James Clarey, October 29th, 2012

Starwood’s profits in Q3 have increased from the same period last year, with net income reaching US $170 million, up from US $163 million in Q3 2011.

Worldwide system RevPAR for same-store hotels has increased 4.7% in constant dollars, with the Middle East leading the growth, up 7%, although in actual dollars, this equated to a 3.2% increase – second in the rankings to North America.

Adjusted EBITDA was US $895 million in the first three quarters, which includes US $125 million of EBITDA from the St. Regis Bal Harbour Resort residential project (“Bal Harbour”), compared to $711 million in the same period in 2011.

System-wide in the Middle East and Africa, ADR was up 0.2% to US $163.63, while average occupancy rates were up 1.7% to 56.7%.

Frits van Paasschen, CEO, said: “We delivered another solid quarter of EBITDA and EPS growth led by continued gains in both room rates and occupancy. Global RevPAR grew nearly 5% in constant currency, despite a deceleration in the global economy.

“In fact, occupancy rose in all regions and is now reaching or exceeding peak levels in many markets around the world,” he added.

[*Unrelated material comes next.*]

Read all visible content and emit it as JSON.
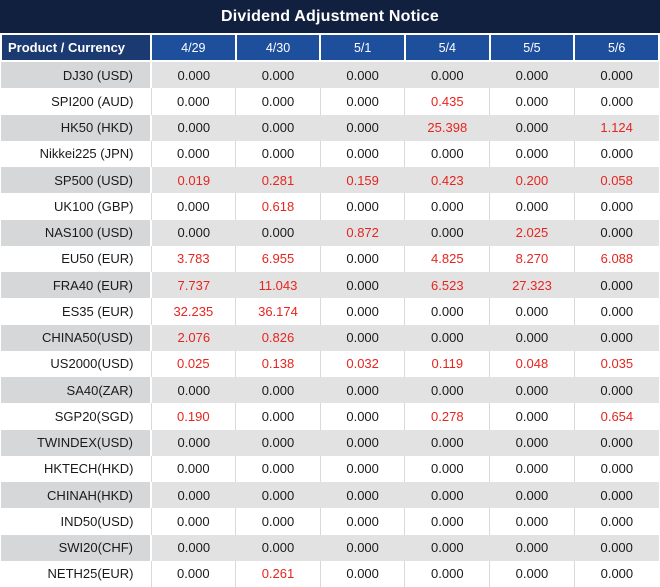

The Aloft brand proved to be the company’s strongest in terms of growth, with RevPAR up 8.7% in constant dollars, ahead of the W brand, which saw a RevPAR increase of 6.7%.

Paasschen added: “Looking ahead, our results will be driven by two things: first, the trajectory of the global recovery and whether it regains its momentum in 2013; and second, our ability to use our high-end, global brands, to get more than our fair share of the long-term growth in global travel.”

During the third quarter, Starwood signed 25 hotel management and franchise contracts, with a total of around 4,800 rooms. Of these, 18 are new builds and seven are conversions from other brands.